Я поймал себя на том, что плохо помню Эльвиру, но несчастной она не была — это точно. Какой угодно, обворожительной, лживой, злой, бескорыстной, себе на уме, но не несчастной. Лиза права в одном: я никогда не любил по- настоящему маленькую татарочку, хотя одно время мне было с ней хорошо, головокружительно, как и ей со мной.
— Пойдем в воду, — позвал я, поднимаясь. Лиза опередила, кинулась с обрыва на глубину, погрузилась с головой — и на мгновение я обмер: где она? Все оставалось на своих местах, солнце, река, блистающий, прекрасный мир, а Лизы не было. Она плыла под водой, она мастерица нырять и плавать. Я уже убедился в этом, но я ее не видел, поверхность воды разгладилась, и я испытал огромное, невыразимое страдание, как будто лишился чего- то такого, что неизмеримо дороже жизни…
Пьем чай у старика со старухой, по вечерам ходим к ним в гости. Породнились. Теперь я деду Антону тоже внучатый племянник. Но по линии другого брата, Прохора. Он уже три раза извинялся за то, что не сразу признал. Годы, глаз уже не тот, как в шестьдесят лет. Я отвечал одно и то же: с кем не бывает. На столе керосиновая лампа, только что ее запалили. В лампаде под иконкой мерцает огонек, как с другого конца вселенной. Чай богатый: баба Луша вынула из печи картофельные шаньги, поставила варенье трех сортов: брусника, малина, смородина. Плюс шоколадные конфеты и разные печенья из Лизиных гостинцев. Разговор неспешный, обстоятельный. Витийствует в основном Антон Иванович, баба Луша ему возражает, мы с Лизой соответствуем, внимаем умным поучениям.

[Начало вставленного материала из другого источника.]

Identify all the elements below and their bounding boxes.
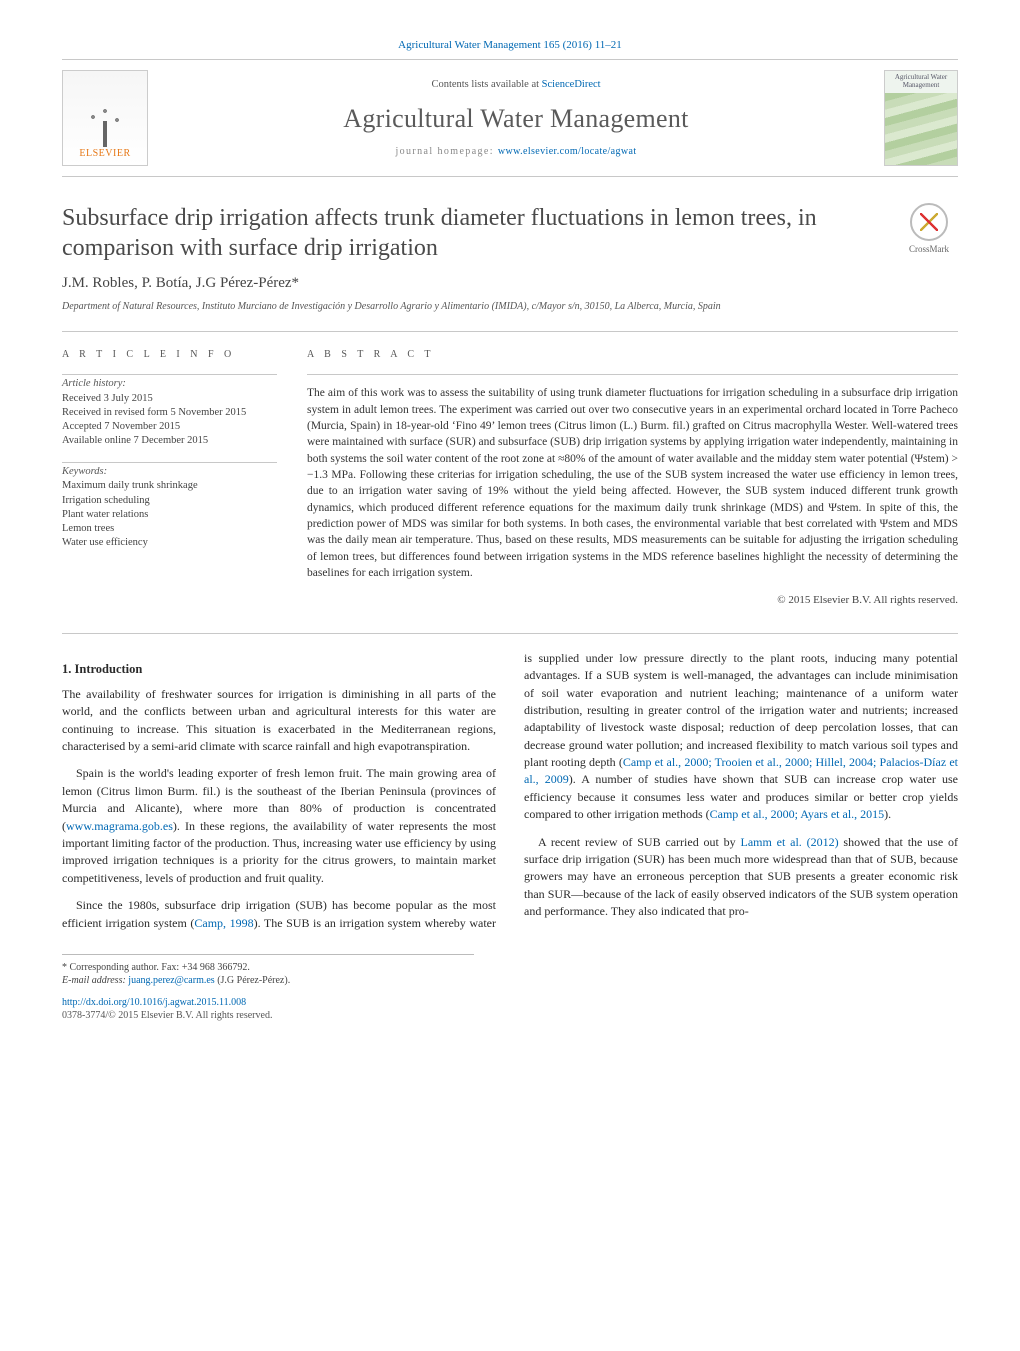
email-suffix: (J.G Pérez-Pérez).: [215, 975, 291, 986]
journal-homepage-link[interactable]: www.elsevier.com/locate/agwat: [498, 146, 637, 157]
journal-name: Agricultural Water Management: [148, 101, 884, 137]
journal-cover-thumbnail: Agricultural Water Management: [884, 70, 958, 166]
corresponding-author-line: * Corresponding author. Fax: +34 968 366…: [62, 961, 474, 975]
body-paragraph: Spain is the world's leading exporter of…: [62, 765, 496, 887]
journal-cover-art: [885, 93, 957, 166]
sciencedirect-link[interactable]: ScienceDirect: [542, 79, 601, 90]
body-paragraph: A recent review of SUB carried out by La…: [524, 834, 958, 921]
publisher-logo: ELSEVIER: [62, 70, 148, 166]
history-line: Accepted 7 November 2015: [62, 420, 277, 434]
citation-link[interactable]: Lamm et al. (2012): [741, 835, 839, 849]
article-history-label: Article history:: [62, 377, 277, 391]
keywords-label: Keywords:: [62, 465, 277, 479]
contents-prefix: Contents lists available at: [431, 79, 541, 90]
keyword: Lemon trees: [62, 522, 277, 536]
journal-homepage-line: journal homepage: www.elsevier.com/locat…: [148, 145, 884, 159]
keyword: Plant water relations: [62, 508, 277, 522]
keyword: Irrigation scheduling: [62, 494, 277, 508]
elsevier-tree-icon: [75, 87, 135, 147]
email-line: E-mail address: juang.perez@carm.es (J.G…: [62, 974, 474, 988]
homepage-prefix: journal homepage:: [395, 146, 497, 157]
magrama-link[interactable]: www.magrama.gob.es: [66, 819, 173, 833]
divider: [62, 462, 277, 463]
citation-link[interactable]: Camp et al., 2000; Ayars et al., 2015: [710, 807, 885, 821]
keyword: Water use efficiency: [62, 536, 277, 550]
divider: [62, 633, 958, 634]
article-title: Subsurface drip irrigation affects trunk…: [62, 203, 882, 263]
history-line: Received in revised form 5 November 2015: [62, 406, 277, 420]
authors-line: J.M. Robles, P. Botía, J.G Pérez-Pérez*: [62, 273, 958, 294]
article-info-heading: A R T I C L E I N F O: [62, 348, 277, 362]
history-line: Available online 7 December 2015: [62, 434, 277, 448]
abstract-text: The aim of this work was to assess the s…: [307, 385, 958, 581]
running-head-citation: Agricultural Water Management 165 (2016)…: [62, 38, 958, 53]
section-heading-introduction: 1. Introduction: [62, 660, 496, 678]
article-body: 1. Introduction The availability of fres…: [62, 650, 958, 932]
divider: [307, 374, 958, 375]
journal-cover-caption: Agricultural Water Management: [885, 71, 957, 92]
corresponding-email-link[interactable]: juang.perez@carm.es: [128, 975, 214, 986]
crossmark-label: CrossMark: [909, 243, 949, 256]
divider: [62, 374, 277, 375]
p4-a: A recent review of SUB carried out by: [538, 835, 741, 849]
abstract-column: A B S T R A C T The aim of this work was…: [307, 348, 958, 626]
crossmark-badge[interactable]: CrossMark: [900, 203, 958, 256]
email-label: E-mail address:: [62, 975, 128, 986]
article-info-column: A R T I C L E I N F O Article history: R…: [62, 348, 277, 626]
footnote-block: * Corresponding author. Fax: +34 968 366…: [62, 954, 474, 1023]
history-line: Received 3 July 2015: [62, 392, 277, 406]
p3-d: ).: [884, 807, 891, 821]
abstract-heading: A B S T R A C T: [307, 348, 958, 362]
doi-link[interactable]: http://dx.doi.org/10.1016/j.agwat.2015.1…: [62, 997, 246, 1008]
contents-available-line: Contents lists available at ScienceDirec…: [148, 78, 884, 93]
affiliation: Department of Natural Resources, Institu…: [62, 300, 958, 313]
journal-header: ELSEVIER Contents lists available at Sci…: [62, 59, 958, 177]
body-paragraph: The availability of freshwater sources f…: [62, 686, 496, 756]
issn-copyright-line: 0378-3774/© 2015 Elsevier B.V. All right…: [62, 1009, 474, 1023]
keyword: Maximum daily trunk shrinkage: [62, 479, 277, 493]
citation-link[interactable]: Camp, 1998: [194, 916, 253, 930]
publisher-logo-label: ELSEVIER: [79, 147, 130, 161]
abstract-copyright: © 2015 Elsevier B.V. All rights reserved…: [307, 593, 958, 608]
crossmark-icon: [910, 203, 948, 241]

— Без электричества жить можно, — сообщает старик, стряхивая мучные крошки с бороды. — Больше скажу, безо всего можно жить, даже без пищи, кроме совести. Как у вас об этом в городе понимают? Небось, забыли, что такое совесть?
Не успеваю ответить, встревает баба Луша:
— Дай людям спокойно покушать, старый. Проповедник нашелся. У самого–то она где?
На подковырки жены дед не обращает внимания, разве уж сильно допечет, но это редко бывает.
— Совесть, детки мои, такая штука, противоположная алчности. Меж ними боренье идет. Так в Писании сказано. Кто поддался алчности, потянулся на золотой манок, тому не видать царства Божия. Да и на земле ему худо. Без совести, вытесненной алчностью, человек становится как бы душевно слепой, немощный и бесприютный. С виду, конечно, как сыр в масле катается, а внутрь загляни — там темень и вонь. Не позавидуешь такой жизни. Мы по телику раньше смотрели, когда свет был. Их там всех показывают, которые скурвились. Ну как они живут? Страшно подумать. Все вроде есть, всего в изобилии, пир горой, а толку–то что. От страха перед неизбежной расплатой с ума сходят. Пуляют друг в дружку почем зря, пытками пытают, детишек малых не жалеют. Все от страха одного. Кто первым ближнего не сожрет, того самого сожрут. Хуже зверей, право слово.